Gray Brooks’ earliest food memory involves his highchair, where he’d happily eat scrambled egg-and-jelly sandwiches fixed by Hattie Mae Williams.

“That was my go-to dish,” says Brooks, co-owner of Durham’s Pizzeria Toro and partner in the upscale diner that will be featured at the overhauled Jack Tar Hotel. “Hattie Mae was all about doing what you do because you love doing it. It’s become my approach to cooking and life in general.”

Brooks believes his trajectory—including working for super chef Tom Douglas in Seattle, where he met his wife, Cara Stacy—was significantly informed by Williams. After his parents divorced, the family housekeeper stayed on to help his mother raise three children. She taught Brooks an array of empowering skills, from hitting a baseball to cooking eggs.

Brooks last saw his aging caregiver when he was around 9. A few years later, when he and his mother sought to reconnect with her, they were devastated to discover she’d passed away.

“I was incredibly sad,” Brooks says. “That’s why we decided to call our new place Hattie Mae Williams Called Me Captain.”

Brooks continues that it comes from a nickname Williams had for him as a boy. She originally called him “Mr. President,” but she modified the salutation after the 1968 assassination of Robert Kennedy: “I was 2 at the time, and she decided that that wasn’t really a safe aspiration to have for me any longer,” he recalls. “So she started calling me ‘Captain’ instead.”

The big name has invoked some sharp (and some funny) quips on the Bull City Rising blog post about the spot’s opening. Maybe it simply seems oversized for a 30-seat restaurant, which will be located in the former Monuts space on East Parrish Street. Brooks hopes to make minimal changes to the room, which he hopes to update quickly and open in early 2016. The old Monuts counter will be pushed back about six feet and converted into a lightly stocked bar. The kitchen, which retains only an exhaust hood, will be outfitted with just enough gear to prepare a few dozen dinners and snacks each night.

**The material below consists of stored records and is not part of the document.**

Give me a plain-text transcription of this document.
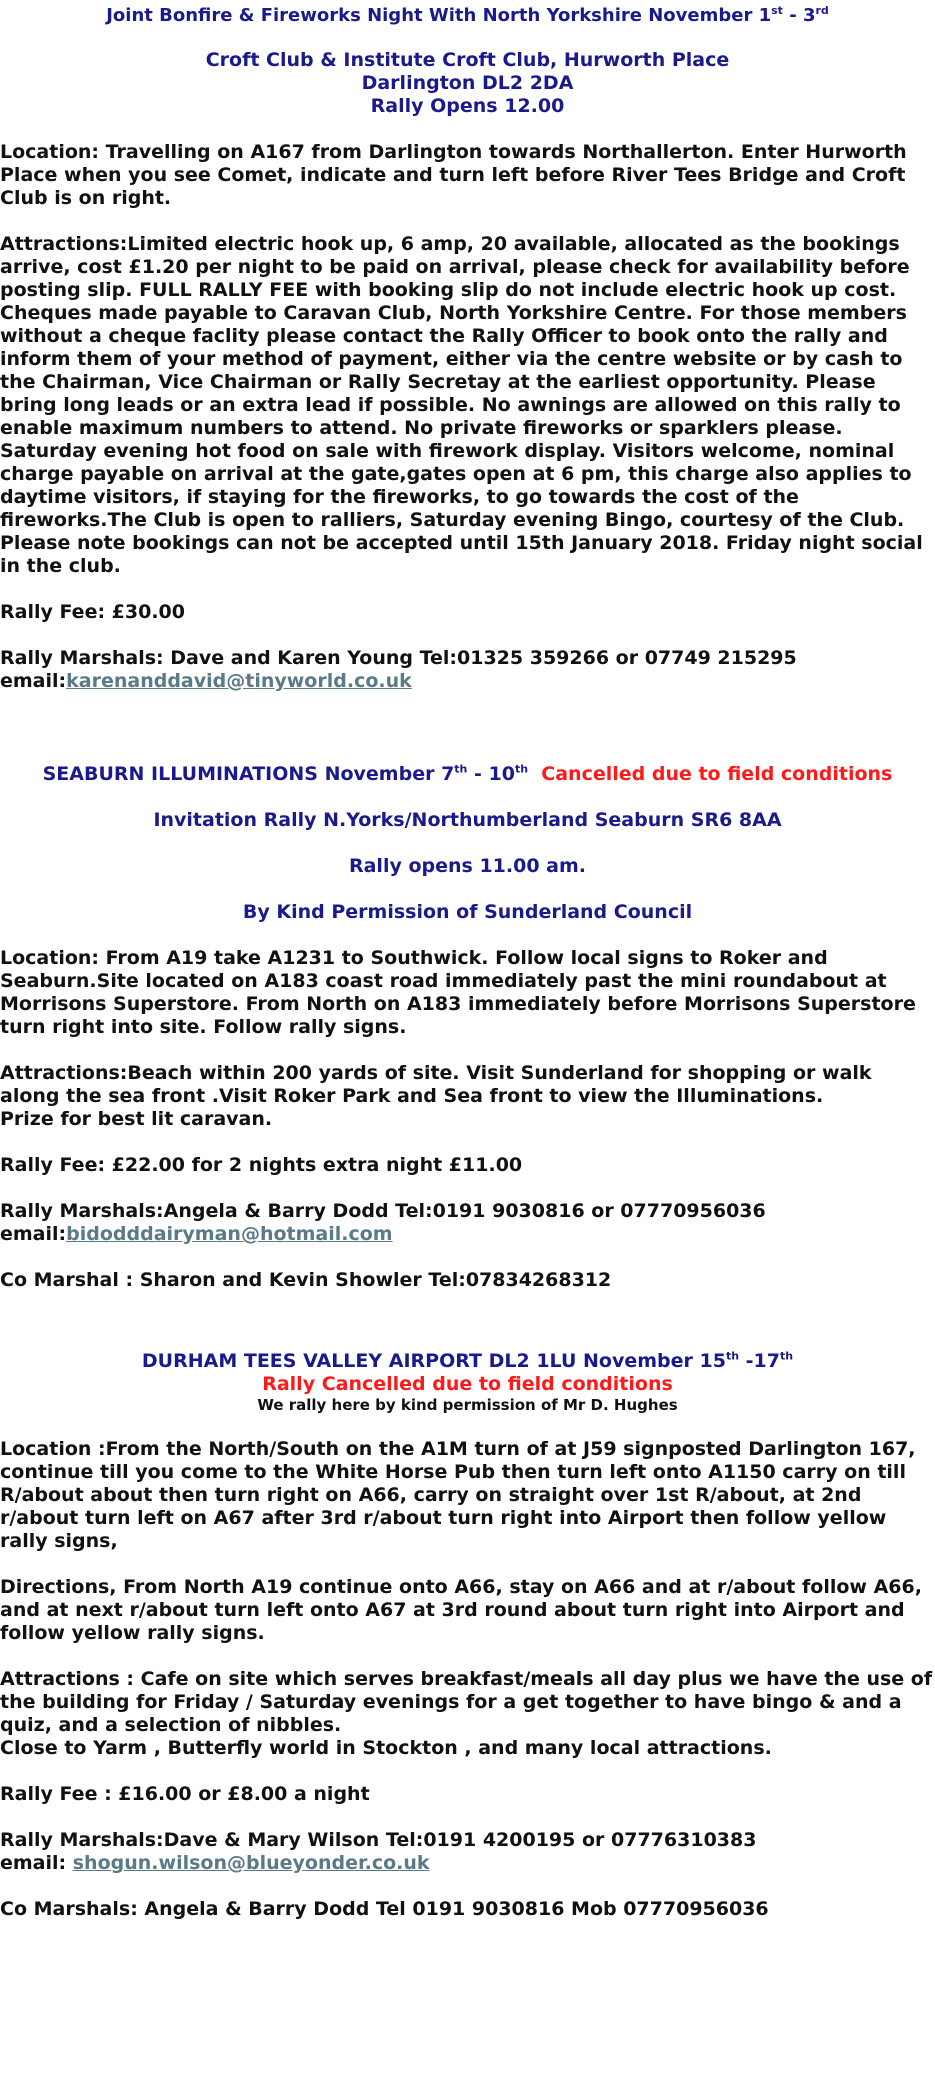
Joint Bonfire & Fireworks Night With North Yorkshire November 1st - 3rd

Croft Club & Institute Croft Club, Hurworth Place

Darlington DL2 2DA

Rally Opens 12.00

Location: Travelling on A167 from Darlington towards Northallerton. Enter Hurworth Place when you see Comet, indicate and turn left before River Tees Bridge and Croft Club is on right.

Attractions:Limited electric hook up, 6 amp, 20 available, allocated as the bookings arrive, cost £1.20 per night to be paid on arrival, please check for availability before posting slip. FULL RALLY FEE with booking slip do not include electric hook up cost. Cheques made payable to Caravan Club, North Yorkshire Centre. For those members without a cheque faclity please contact the Rally Officer to book onto the rally and inform them of your method of payment, either via the centre website or by cash to the Chairman, Vice Chairman or Rally Secretay at the earliest opportunity. Please bring long leads or an extra lead if possible. No awnings are allowed on this rally to enable maximum numbers to attend. No private fireworks or sparklers please. Saturday evening hot food on sale with firework display. Visitors welcome, nominal charge payable on arrival at the gate,gates open at 6 pm, this charge also applies to daytime visitors, if staying for the fireworks, to go towards the cost of the fireworks.The Club is open to ralliers, Saturday evening Bingo, courtesy of the Club. Please note bookings can not be accepted until 15th January 2018. Friday night social in the club.

Rally Fee: £30.00

Rally Marshals: Dave and Karen Young Tel:01325 359266 or 07749 215295

email:karenanddavid@tinyworld.co.uk

SEABURN ILLUMINATIONS November 7th - 10th Cancelled due to field conditions

Invitation Rally N.Yorks/Northumberland Seaburn SR6 8AA

Rally opens 11.00 am.

By Kind Permission of Sunderland Council

Location: From A19 take A1231 to Southwick. Follow local signs to Roker and Seaburn.Site located on A183 coast road immediately past the mini roundabout at Morrisons Superstore. From North on A183 immediately before Morrisons Superstore turn right into site. Follow rally signs.

Attractions:Beach within 200 yards of site. Visit Sunderland for shopping or walk along the sea front .Visit Roker Park and Sea front to view the Illuminations.

Prize for best lit caravan.

Rally Fee: £22.00 for 2 nights extra night £11.00

Rally Marshals:Angela & Barry Dodd Tel:0191 9030816 or 07770956036

email:bidodddairyman@hotmail.com

Co Marshal : Sharon and Kevin Showler Tel:07834268312

DURHAM TEES VALLEY AIRPORT DL2 1LU November 15th -17th

Rally Cancelled due to field conditions

We rally here by kind permission of Mr D. Hughes

Location :From the North/South on the A1M turn of at J59 signposted Darlington 167, continue till you come to the White Horse Pub then turn left onto A1150 carry on till R/about about then turn right on A66, carry on straight over 1st R/about, at 2nd r/about turn left on A67 after 3rd r/about turn right into Airport then follow yellow rally signs,

Directions, From North A19 continue onto A66, stay on A66 and at r/about follow A66, and at next r/about turn left onto A67 at 3rd round about turn right into Airport and follow yellow rally signs.

Attractions : Cafe on site which serves breakfast/meals all day plus we have the use of the building for Friday / Saturday evenings for a get together to have bingo & and a quiz, and a selection of nibbles.

Close to Yarm , Butterfly world in Stockton , and many local attractions.

Rally Fee : £16.00 or £8.00 a night

Rally Marshals:Dave & Mary Wilson Tel:0191 4200195 or 07776310383

email: shogun.wilson@blueyonder.co.uk

Co Marshals: Angela & Barry Dodd Tel 0191 9030816 Mob 07770956036
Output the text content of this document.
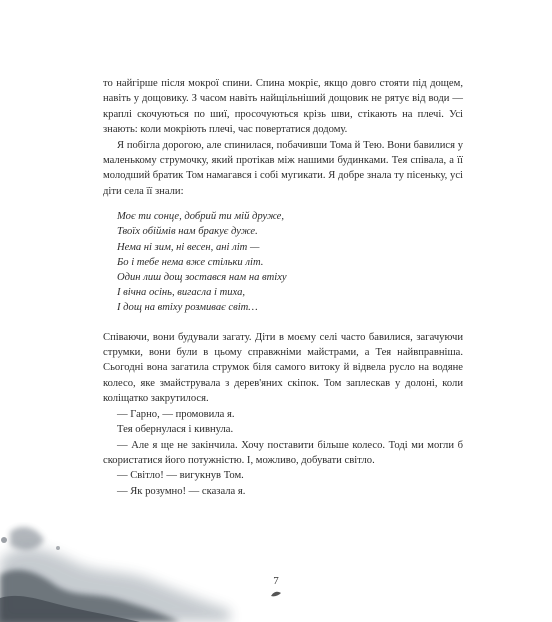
то найгірше після мокрої спини. Спина мокріє, якщо довго стояти під дощем, навіть у дощовику. З часом навіть найщільніший дощовик не рятує від води — краплі скочуються по шиї, просочуються крізь шви, стікають на плечі. Усі знають: коли мокріють плечі, час повертатися додому.

Я побігла дорогою, але спинилася, побачивши Тома й Тею. Вони бавилися у маленькому струмочку, який протікав між нашими будинками. Тея співала, а її молодший братик Том намагався і собі мугикати. Я добре знала ту пісеньку, усі діти села її знали:

Моє ти сонце, добрий ти мій друже,
Твоїх обіймів нам бракує дуже.
Нема ні зим, ні весен, ані літ —
Бо і тебе нема вже стільки літ.
Один лиш дощ зостався нам на втіху
І вічна осінь, вигасла і тиха,
І дощ на втіху розмиває світ…

Співаючи, вони будували загату. Діти в моєму селі часто бавилися, загачуючи струмки, вони були в цьому справжніми майстрами, а Тея найвправніша. Сьогодні вона загатила струмок біля самого витоку й відвела русло на водяне колесо, яке змайструвала з дерев'яних скіпок. Том заплескав у долоні, коли коліщатко закрутилося.

— Гарно, — промовила я.

Тея обернулася і кивнула.

— Але я ще не закінчила. Хочу поставити більше колесо. Тоді ми могли б скористатися його потужністю. І, можливо, добувати світло.

— Світло! — вигукнув Том.

— Як розумно! — сказала я.

7
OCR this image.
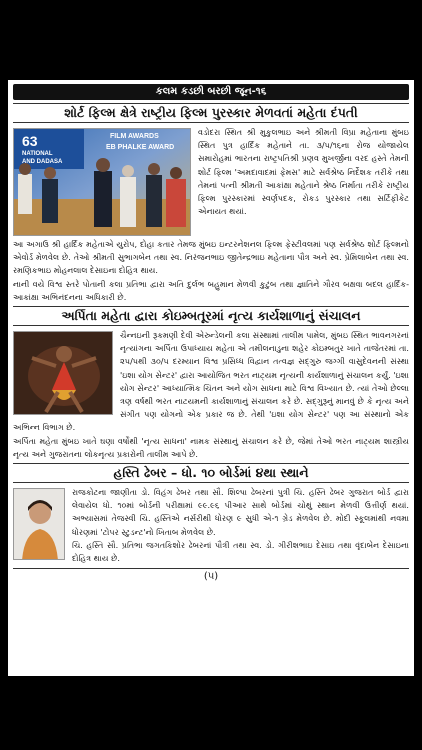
કલમ કડછી બરછી જૂન-૧૬
શોર્ટ ફિલ્મ ક્ષેત્રે રાષ્ટ્રીય ફિલ્મ પુરસ્કાર મેળવતાં મહેતા દંપતી
63
NATIONAL
AND DADASA
FILM AWARDS
EB PHALKE AWARD

વડોદરા સ્થિત શ્રી મુકુલભાઇ અને શ્રીમતી વિપ્રા મહેતાના મુંબઇ સ્થિત પુત્ર હાર્દિક મહેતાને તા. ૩/૫/૧૬ના રોજ યોજાયેલ સમારોહમાં ભારતના રાષ્ટ્રપતિશ્રી પ્રણવ મુખર્જીના વરદ હસ્તે તેમની શોર્ટ ફિલ્મ 'અમદાવાદમાં ફેમસ' માટે સર્વશ્રેષ્ઠ નિર્દેશક તરીકે તથા તેમનાં પત્ની શ્રીમતી આકાંક્ષા મહેતાને શ્રેષ્ઠ નિર્માતા તરીકે રાષ્ટ્રીય ફિલ્મ પુરસ્કારમાં સ્વર્ણપદક, રોકડ પુરસ્કાર તથા સર્ટિફીકેટ એનાયત થયાં.

આ અગાઉ શ્રી હાર્દિક મહેતાએ યુરોપ, દોહા કતાર તેમજ મુંબઇ ઇન્ટરનેશનલ ફિલ્મ ફેસ્ટીવલમાં પણ સર્વશ્રેષ્ઠ શોર્ટ ફિલ્મનો એવોર્ડ મેળવેલ છે. તેઓ શ્રીમતી સુભાગબેન તથા સ્વ. નિરંજનભાઇ જીતેન્દ્રભાઇ મહેતાના પૌત્ર અને સ્વ. પ્રેમિલાબેન તથા સ્વ. રમણિકભાઇ મોહનલાલ દેસાઇના દોહિત્ર થાય.

નાની વયે વિશ્વ સ્તરે પોતાની કલા પ્રતિભા દ્વારા અતિ દુર્લભ બહુમાન મેળવી કુટુંબ તથા જ્ઞાતિને ગૌરવ બક્ષવા બદલ હાર્દિક-આકાંક્ષા અભિનંદનના અધિકારી છે.

અર્પિતા મહેતા દ્વારા કોઇમ્બતૂરમાં નૃત્ય કાર્યશાળાનું સંચાલન

ચૈન્નઇની રૂકમણી દેવી એરુન્ડેલની કલા સંસ્થામાં તાલીમ પામેલ, મુંબઇ સ્થિત ભાવનગરનાં નૃત્યાંગના અર્પિતા ઉપાધ્યાય મહેતા એ તમીલનાડુના શહેર કોઇમ્બતુર ખાતે તાજેતરમાં તા. ૨૫/૫થી ૩૦/૫ દરમ્યાન વિશ્વ પ્રસિધ્ધ વિદ્વાન તત્વજ્ઞ સદ્ગુરુ જગ્ગી વાસુદેવનની સંસ્થા 'ઇશા યોગ સેન્ટર' દ્વારા આયોજિત ભરત નાટ્યમ નૃત્યની કાર્યશાળાનું સંચાલન કર્યું. 'ઇશા યોગ સેન્ટર' આધ્યાત્મિક ચિંતન અને યોગ સાધના માટે વિશ્વ વિખ્યાત છે. ત્યાં તેઓ છેલ્લા ત્રણ વર્ષથી ભરત નાટયમની કાર્યશાળાનું સંચાલન કરે છે. સદ્ગુરૂનું માનવું છે કે નૃત્ય અને સંગીત પણ યોગનો એક પ્રકાર જ છે. તેથી 'ઇશા યોગ સેન્ટર' પણ આ સંસ્થાનો એક અભિન્ન વિભાગ છે.

અર્પિતા મહેતા મુંબઇ ખાતે ઘણા વર્ષોથી 'નૃત્ય સાધના' નામક સંસ્થાનું સંચાલન કરે છે, જેમાં તેઓ ભરત નાટ્યમ શાસ્ત્રીય નૃત્ય અને ગુજરાતના લોકનૃત્ય પ્રકારોની તાલીમ આપે છે.

હસ્તિ ઢેબર – ધો. ૧૦ બોર્ડમાં ૪થા સ્થાને

રાજકોટના જાણીતા ડો. વિહંગ ઢેબર તથા સૌ. શિલ્પા ઢેબરનાં પુત્રી ચિ. હસ્તિ ઢેબર ગુજરાત બોર્ડ દ્વારા લેવાયેલ ધો. ૧૦માં બોર્ડની પરીક્ષામાં ૯૯.૯૬ પીઆર સાથે બોર્ડમાં ચોથું સ્થાન મેળવી ઉત્તીર્ણ થયાં. અભ્યાસમાં તેજસ્વી ચિ. હસ્તિએ નર્સરીથી ધોરણ ૯ સુધી એ-૧ ગ્રેડ મેળવેલ છે. મોદી સ્કૂલમાંથી નવમા ધોરણમાં 'ટોપર સ્ટુડન્ટ'નો ખિતાબ મેળવેલ છે.

ચિ. હસ્તિ સૌ. પ્રતિભા જગતકિશોર ઢેબરનાં પૌત્રી તથા સ્વ. ડો. ગીરીશભાઇ દેસાઇ તથા વૃંદાબેન દેસાઇના દોહિત્ર થાય છે.

(૫)
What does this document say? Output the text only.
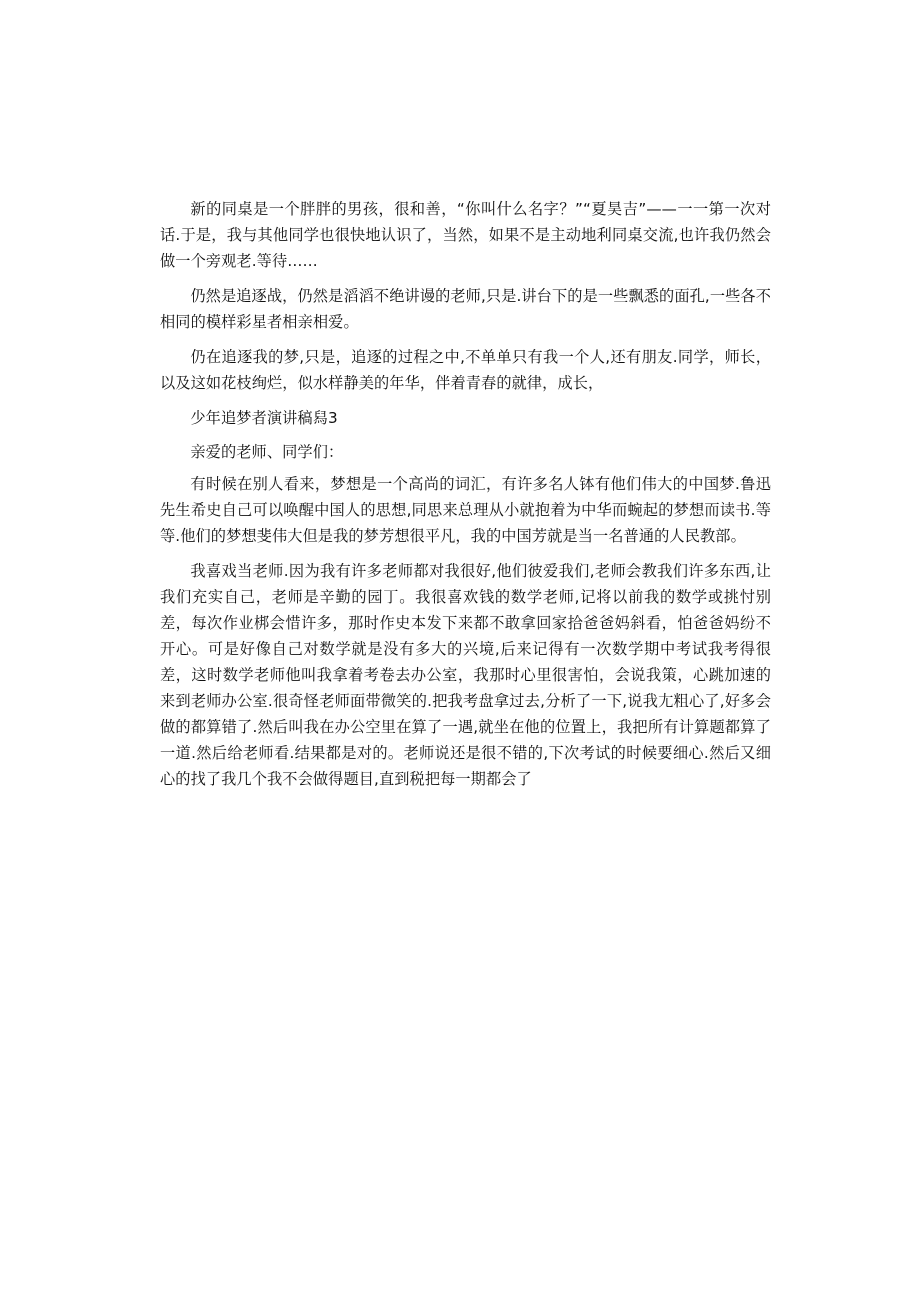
新的同桌是一个胖胖的男孩，很和善，“你叫什么名字？”“夏昊吉”——一一第一次对话.于是，我与其他同学也很快地认识了，当然，如果不是主动地利同桌交流,也许我仍然会做一个旁观老.等待……

仍然是追逐战，仍然是滔滔不绝讲谩的老师,只是.讲台下的是一些飘悉的面孔,一些各不相同的模样彩星者相亲相爱。

仍在追逐我的梦,只是，追逐的过程之中,不单单只有我一个人,还有朋友.同学，师长，以及这如花枝绚烂，似水样静美的年华，伴着青春的就律，成长，

少年追梦者演讲稿舄3

亲爱的老师、同学们：

有时候在别人看来，梦想是一个高尚的词汇，有许多名人钵有他们伟大的中国梦.鲁迅先生希史自己可以唤醒中国人的思想,同思来总理从小就抱着为中华而蜿起的梦想而读书.等等.他们的梦想斐伟大但是我的梦芳想很平凡，我的中国芳就是当一名普通的人民教部。

我喜戏当老师.因为我有许多老师都对我很好,他们彼爱我们,老师会教我们许多东西,让我们充实自己，老师是辛勤的园丁。我很喜欢钱的数学老师,记将以前我的数学或挑忖别差，每次作业梆会惜许多，那时作史本发下来都不敢拿回家拾爸爸妈斜看，怕爸爸妈纷不开心。可是好像自己对数学就是没有多大的兴境,后来记得有一次数学期中考试我考得很差，这时数学老师他叫我拿着考卷去办公室，我那时心里很害怕，会说我策，心跳加速的来到老师办公室.很奇怪老师面带微笑的.把我考盘拿过去,分析了一下,说我尢粗心了,好多会做的都算错了.然后叫我在办公空里在算了一遇,就坐在他的位置上，我把所有计算题都算了一道.然后给老师看.结果都是对的。老师说还是很不错的,下次考试的时候要细心.然后又细心的找了我几个我不会做得题目,直到税把每一期都会了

“I’ve always loved those tiny restaurants you find in places like New York, the kind where you feel like you have to turn sideways to get to your table,” says Brooks. “I love that cozy, informal atmosphere. I want it to feel almost like having a great dinner party with a few too many people at your house.”

The daily menu will feature three or four seasonal entrees, a handful of appetizers and raw oysters. “I can just see our ad now on Craigslist: Hiring a dishwasher who can shuck oysters,” Brooks says with a laugh. “We won’t have room for an extra people.”

While it will only offer dinner service, the restaurant will be used during daylight by Toro’s pastry chef Emily Barnard. “She works midnight to 8 a.m., night after night,” Brooks says. “Part of the appeal of opening this restaurant is the amazing opportunity for her to have normal hours so she can enjoy life with her husband.”

It’s a notion Hattie Mae Williams would likely appreciate.